Я знаю, ты слабая. Замерзшая, голая. Тебя оставили зимой на дороге от холода погибать. Каждый считает, что его рубашка будет теплее, укутывают, как лялю. Ласкают. И ждут, когда ты встанешь, отойдешь от недуга и начнешь дальше жить. Будто так просто проснуться, когда ты всего лишь умер. Когда ты немного при жизни и различаешь лишь те голоса, в которых никогда больше не будет нужного. Голоса… Мечты отмирают в утробе. Ель пахучая и живая. Искусственный снег.
Это всего лишь письмо из снежного ноября от твоего младшего брата. Это всего лишь слова, которые тебя не смогут обнять».
Я бы хотел тебя обнять, родная.
Уже третий день его нет.

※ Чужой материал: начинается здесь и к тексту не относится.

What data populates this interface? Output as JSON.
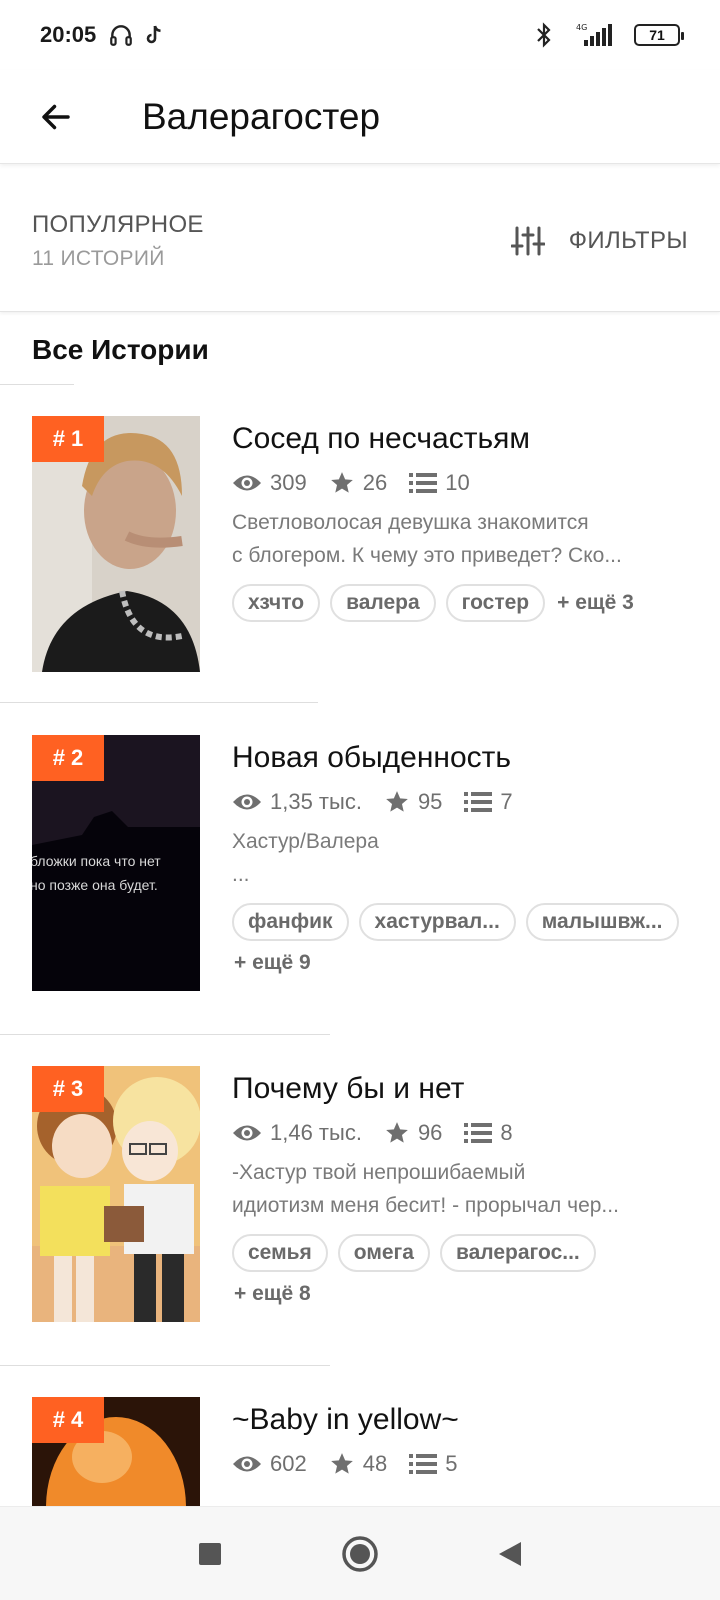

Эти слова для меня настолько чужие и холодные, что я не мог произносить их вслух. Бедная… Как это страшно, когда боишься остаться одна в собственном доме. Заблудиться в темном коридоре и не найти выход, куда бы можно было сбежать. Все настолько чужое вокруг, что и себя ощущаешь чужим. Юлия говорит, что сейчас у нее много слез потому, что Он не позволял ей плакать при жизни. Когда женщине дарят цветы и внимание, она цветет и пахнет. Да, это правда. Юлия становилась только красивее с годами. Когда мы с ней куда-то выходили вдвоем, многие думали, что мы пара, хоть я на тринадцать лет ее младше. Я теперь переживаю за ее красоту…
Письма, отправленные в небо…
«Я ничего не понимаю, папа. Все куда-то мчатся, спешат. Очень много родных сегодня у нас собралось, так бывает в мой День Рождения. Остальных я не знаю, так много чужих людей. Они не обращают на меня никакого внимания, проходят мимо, отодвигая меня аккуратно в сторону, а раньше я не слезала с их рук. Я самая яркая, самая любимая, самая маленькая. Красавица и принцесса. Папа Андрей, я тебя давно не видела у нас дома. Я больше никогда тебя не увижу? Взрослые говорят, что я тебя не запомню. Они думают, что я крохотная и не слышу того, о чем они говорят. Я все понимаю. Даниил мне сегодня сказал, что ты на небе, в раю. Что ты увидишь Бога и станешь нашим ангелом. Это ему так мама сказала. А еще они говорят, что ты сильнее любил меня. Я ведь папина дочка. Я ведь твой последний шедевр. Когда я стану взрослой, меня будут спрашивать, а я скажу, что мой папа умер, когда я была очень маленькой. Я вырасту и пойму, как сильно ты меня когда-то любил.
Твоя принцесса, Диана».
«Мне не нужно ничего, пусть Бог заберет все, что есть у меня: мое зрение. Я стала так плохо видеть, размыто, всматриваться в знакомые лица, чтобы вспомнить на секунду, признать. Мой слух. Я пропускаю все разговоры, все звуки, все стуки, я уже стала стеной. С каждой минутой я понимаю, что слышат глухие — они слышат не море. Что видят слепые — они видят не тьму. Мой голос. Забери и его! Когда в последний раз я проронила хоть слово, скажи. Это было вчера или два года назад?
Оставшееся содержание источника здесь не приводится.